Comment 15 glshank 2007-07-27 14:30:18 UTC
I understand that but what is it? Is it for systems with > 4 GB but less thab 12
GB, or what?


Comment 16 glshank 2007-08-16 21:57:20 UTC
No answer?

Comment 17 Andy Gospodarek 2007-08-17 02:02:46 UTC
Sorry 'bout that.  

On RHEL4 largesmp kernels are for systems with a large number of processors.  On
x86_64 it increases the number of CPUs supported from 8 to 64, on ppc64 it
increases the number of CPUs supported from 64 to 128, and on ia64 it increases
the number of supported CPUs from 64 to 512.

Hope that helps.

Comment 18 Andy Gospodarek 2008-04-08 14:49:11 UTC
This bug has seen no activity in quite a while, so I can only presume it is no
longer a problem.  If there is still an issue that needs to be resolved, please
re-open this bug and I will be happy to help resolve it.  Thank you.

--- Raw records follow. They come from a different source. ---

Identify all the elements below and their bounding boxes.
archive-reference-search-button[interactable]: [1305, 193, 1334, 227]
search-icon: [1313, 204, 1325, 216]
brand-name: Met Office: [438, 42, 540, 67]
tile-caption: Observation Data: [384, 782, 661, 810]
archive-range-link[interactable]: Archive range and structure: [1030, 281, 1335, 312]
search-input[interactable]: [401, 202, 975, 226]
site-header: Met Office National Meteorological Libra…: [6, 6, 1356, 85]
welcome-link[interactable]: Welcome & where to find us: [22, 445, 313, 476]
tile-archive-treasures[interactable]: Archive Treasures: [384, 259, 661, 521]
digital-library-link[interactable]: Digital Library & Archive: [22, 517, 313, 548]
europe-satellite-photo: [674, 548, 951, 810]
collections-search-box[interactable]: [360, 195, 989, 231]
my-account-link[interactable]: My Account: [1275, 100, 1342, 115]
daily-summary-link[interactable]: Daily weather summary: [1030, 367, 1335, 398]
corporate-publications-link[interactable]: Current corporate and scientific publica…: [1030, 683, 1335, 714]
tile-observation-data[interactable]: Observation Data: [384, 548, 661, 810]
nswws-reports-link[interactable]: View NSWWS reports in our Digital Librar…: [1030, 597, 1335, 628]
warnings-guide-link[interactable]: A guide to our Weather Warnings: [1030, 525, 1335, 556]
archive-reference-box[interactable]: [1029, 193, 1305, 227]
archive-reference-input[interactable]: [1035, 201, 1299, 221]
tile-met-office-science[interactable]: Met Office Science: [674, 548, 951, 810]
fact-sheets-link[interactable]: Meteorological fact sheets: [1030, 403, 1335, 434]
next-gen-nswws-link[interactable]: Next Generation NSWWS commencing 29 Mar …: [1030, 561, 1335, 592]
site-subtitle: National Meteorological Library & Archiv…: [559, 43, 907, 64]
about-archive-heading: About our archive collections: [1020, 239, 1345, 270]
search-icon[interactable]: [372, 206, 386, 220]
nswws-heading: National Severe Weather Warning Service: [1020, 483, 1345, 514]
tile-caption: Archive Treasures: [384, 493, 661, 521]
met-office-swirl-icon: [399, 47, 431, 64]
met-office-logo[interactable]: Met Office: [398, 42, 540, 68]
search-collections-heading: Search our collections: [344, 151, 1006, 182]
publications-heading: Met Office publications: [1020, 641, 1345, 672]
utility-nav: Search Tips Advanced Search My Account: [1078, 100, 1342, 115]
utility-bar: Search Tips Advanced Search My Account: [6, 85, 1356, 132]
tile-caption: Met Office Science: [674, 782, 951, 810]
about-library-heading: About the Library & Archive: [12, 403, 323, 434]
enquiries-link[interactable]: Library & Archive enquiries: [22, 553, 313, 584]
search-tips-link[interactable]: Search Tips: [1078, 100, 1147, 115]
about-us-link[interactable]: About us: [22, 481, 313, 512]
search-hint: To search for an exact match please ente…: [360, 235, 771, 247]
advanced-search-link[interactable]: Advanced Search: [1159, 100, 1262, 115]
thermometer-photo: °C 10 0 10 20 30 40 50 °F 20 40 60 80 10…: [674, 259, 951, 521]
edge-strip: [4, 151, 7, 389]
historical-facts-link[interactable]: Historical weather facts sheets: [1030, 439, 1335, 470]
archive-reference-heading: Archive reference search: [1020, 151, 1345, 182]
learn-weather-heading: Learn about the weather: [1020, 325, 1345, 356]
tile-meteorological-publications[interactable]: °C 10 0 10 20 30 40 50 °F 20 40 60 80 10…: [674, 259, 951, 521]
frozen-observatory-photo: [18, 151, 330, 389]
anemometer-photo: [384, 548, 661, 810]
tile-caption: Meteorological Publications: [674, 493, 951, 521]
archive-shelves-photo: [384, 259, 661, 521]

Comment 19 David Tonhofer 2008-04-08 16:48:32 UTC
Hi, Original Poster here. I could not reliably produce the bug. The machine (no
hardware modifications since report expcet additional RAM) is now running RH4
with  2.6.9-67.0.1.ELsmp, and the hardware is stable. 

Comment 20 Andy Gospodarek 2008-04-10 16:19:53 UTC
Thanks for the feedback, David.  

Don't hesitate to open another bug or reopen this one if the problem appears
again on your current or any later kernel.